Article 18.- The General Assemblies will be held at the corporate address on the date and at the
time indicated in the announcement. The Assemblies will be chaired by the assistant appointed for
that purpose by the shareholders. The Chairman will be assisted by a Secretary, filling the role of
assistant to the Assembly appointed for that purpose by the shareholders. The Chairman shall direct
the discussions and may resolve the procedural issues that arise. Before starting on the items in
the agenda, a list of attendees will be prepared, stating the nature or representation of each
attendee and the number of shares, theirs and belonging to others, with which they attend the
Assembly. The deliberations and decisions of the Assemblies will be recorded in the appropriate
minutes in the corresponding book, with each Assembly’s minutes being approved in the legally
established manner. The certificates of said minutes shall be issued by the persons authorized by
the Law. Article 19.- The validly adopted agreements reached by the General Assemblies will be
effective as of their approval in accordance with the provisions of Article 113 of the Corporations
Act and will be binding on all shareholders, including those absent or dissenting, without the need
for the approval of the minutes in a subsequent Assembly, and subject to the rights to challenge
and separation, if any, that the Law grants to shareholders. SECOND CHAPTER: ON THE COMPANY
MANAGEMENT. Article 20.- The Management and legal representation of the Company will fall on three
Joint and Several Managers. The Managers will be freely appointed and dismissed by the General
Assembly and shall serve for a term of five years, and they may be reelected one or more times for
periods of equal maximum length. The General Shareholders Assembly shall determine the amount of
the remuneration, which will consist of a share in the Company’s profits which shall not exceed 10%
thereof, respecting the provisions of Article 130 of the Corporations Act. Article 21.- The
Governing Body shall represent the Company, in and out of court, in whatever matters affect the
Company’s business and affairs. TITLE V. ON THE ANNUAL ACCOUNTS AND APPLICATION OF RESULTS. Article
22.- The Governing Body must prepare, within a maximum period of three months from the close of the
fiscal year, the annual accounts, that is, the Balance Sheet, the Profit and Loss Statement and the
Notes, as well as the management report and the proposed application of results, for said fiscal
year, with the requirements established by Law. The annual accounts and the management report must
be reviewed by the Auditors, except when the Company may submit an abridged balance, as provided in
the Corporations Act, and will be submitted to consideration by the shareholders, and to the
consideration and approval, in its case, of the General Shareholders Assembly, with the
requirements established in the Corporations Act.
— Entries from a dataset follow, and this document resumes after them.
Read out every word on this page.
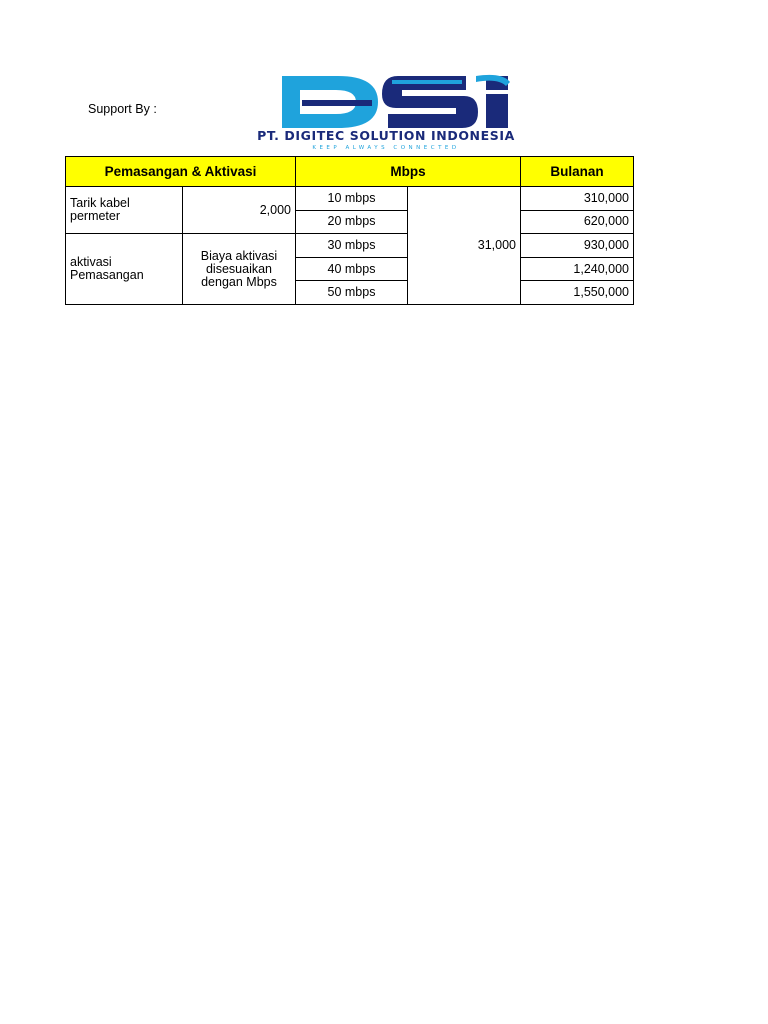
Support By :
PT. DIGITEC SOLUTION INDONESIA
KEEP ALWAYS CONNECTED
Pemasangan & Aktivasi		Mbps		Bulanan
Tarik kabel permeter	2,000	10 mbps	31,000	310,000
		20 mbps		620,000
aktivasi Pemasangan	Biaya aktivasi disesuaikan dengan Mbps	30 mbps		930,000
		40 mbps		1,240,000
		50 mbps		1,550,000
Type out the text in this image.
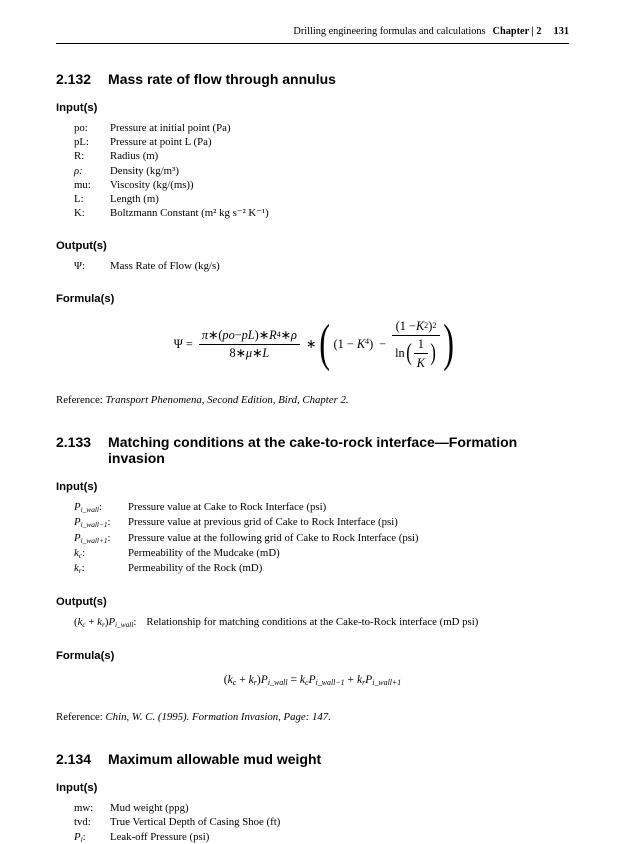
Drilling engineering formulas and calculations Chapter | 2 131
2.132 Mass rate of flow through annulus
Input(s)
po:	Pressure at initial point (Pa)
pL:	Pressure at point L (Pa)
R:	Radius (m)
ρ:	Density (kg/m³)
mu:	Viscosity (kg/(ms))
L:	Length (m)
K:	Boltzmann Constant (m² kg s⁻² K⁻¹)
Output(s)
Ψ:	Mass Rate of Flow (kg/s)
Formula(s)
$\Psi = \frac{\pi ∗( po - pL )∗ R 4 ∗ \rho}{8∗ \mu ∗ L}$ ∗ ( $(1 - K^4)$ −
(1 − K 2 ) 2
ln ( $\frac{1}{K}$ ) )
Reference: Transport Phenomena, Second Edition, Bird, Chapter 2.
2.133 Matching conditions at the cake-to-rock interface—Formation invasion
Input(s)
Pi_wall:	Pressure value at Cake to Rock Interface (psi)
Pi_wall−1:	Pressure value at previous grid of Cake to Rock Interface (psi)
Pi_wall+1:	Pressure value at the following grid of Cake to Rock Interface (psi)
kc:	Permeability of the Mudcake (mD)
kr:	Permeability of the Rock (mD)
Output(s)
(kc + kr)Pi_wall: Relationship for matching conditions at the Cake-to-Rock interface (mD psi)
Formula(s)
(kc + kr)Pi_wall = kcPi_wall−1 + krPi_wall+1
Reference: Chin, W. C. (1995). Formation Invasion, Page: 147.
2.134 Maximum allowable mud weight
Input(s)
mw:	Mud weight (ppg)
tvd:	True Vertical Depth of Casing Shoe (ft)
Pl:	Leak-off Pressure (psi)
TITLE VI. TRANSFORMATION, MERGER, SPLIT,
DISSOLUTION AND LIQUIDATION OF THE COMPANY. Article 23.- The Extraordinary General Shareholders
Assembly, convened for that purpose, may arrange and carry out
the transformation, merger and split of the Company, complying at all times with the provisions in
that regard of the Corporations Act and these Bylaws. Article 24.- The Company may be dissolved
with the prior agreement of the General Shareholders Assembly and for any of the grounds specified
in Article 260 of the Corporations Act. Article 25.- Once the dissolution has been agreed upon, the
liquidation will take place, in its case, pursuant to the provisions of the Corporations Act. To
that end, the General Shareholders Assembly shall appoint one or more liquidators, in an odd
number, and will confer the appropriate mandate upon them. Article 26.- After the liquidation, the
liquidator or liquidators will prepare the Final Balance Sheet and will determine the value of the
corporate assets and the liquidation quota which corresponds to each share. GENERAL PROVISIONS.
Article 27.- 1. Any question concerning the interpretation and application of these Corporate
Bylaws that so requires, except those regulated by the Corporations Act, shall be settled by
arbitration in equity, pursuant to Law 36/1988, of December 5. 2. Those persons declared
incompatible under any precept may not hold positions in the Company, or exercise them.